Sunday, May 19, 2013

A week


This afternoon my husband asked me if I wanted to walk to the back of our property to take pictures of magnolia blooms.  Of course I wanted to, but that meant I would have to pass through The Gate.  I had a tinge of loathing for a moment, like that feeling you get when you know you unexpectedly see a person who has caused you grief, and you don’t want a confrontation.  But I know if you fall off a bicycle you have to get right back on and keep pedaling, no matter how scraped up your knees are, or your ego bruised.

So I did take that walk, and when I reached through The Gate and pressed the carabiner to pull it out of the latch I looked at the top of The Gate to see if it had suffered as well. There was a small dent, but I don’t if it was made by my mouth or if was already there.

I looked at the ground to see if there was any sign of my blood, but except for the haunting memory of that horrid moment there was no trace of evidence to be found.  Nevertheless, the return to The Scene gave me the chance to face a foe, forgive it, and keep going forward.

I met Lee in the middle pasture and we took our walk.  It was pleasant, but the magnolias are not yet in bloom. And since the grass is more than ankle high I had no desire to dawdle for fear of running across a snake soaking up the hot afternoon sun.

 On the way back Lee returned to his tractor work, and I continued towards the house, going once more through The Gate.  As I pulled it towards me I ran my finger across the dent, and it reminded me of the many casts I’ve made of my teeth when playing with chewing gum.  Maybe my imagination was running a little ahead of me.
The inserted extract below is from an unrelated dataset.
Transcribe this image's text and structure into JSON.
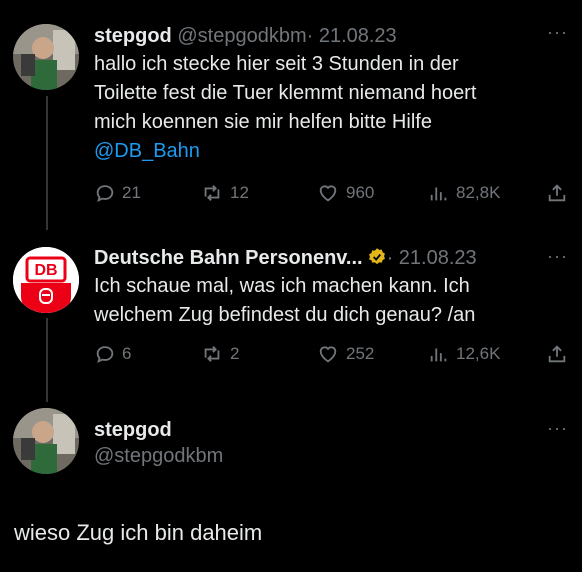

This past week has been surreal to me.  The days ran together for the most part – bed, recliner, JELLO, bed, recliner, soup, etc., but I did venture out into the world for a short day of work, and a short visit to a grocery store.  For the most part people were polite and ignored my swollen face and bulging lips.  Some took great pains to not look at me, and some could not stop staring, like looking at a train wreck, I guess. 

I always try to don my rose-colored glasses to look at the flip side of the coin through the half full glass of lemonade.  This week my glass of sweet, rose-colored lemonade was filled to the brim from the outpouring of friendship, favors and well wishes.   I have been truly overwhelmed to know so many people care.  It’s humbling, it’s soul warming, and I am thankful.   

Truly.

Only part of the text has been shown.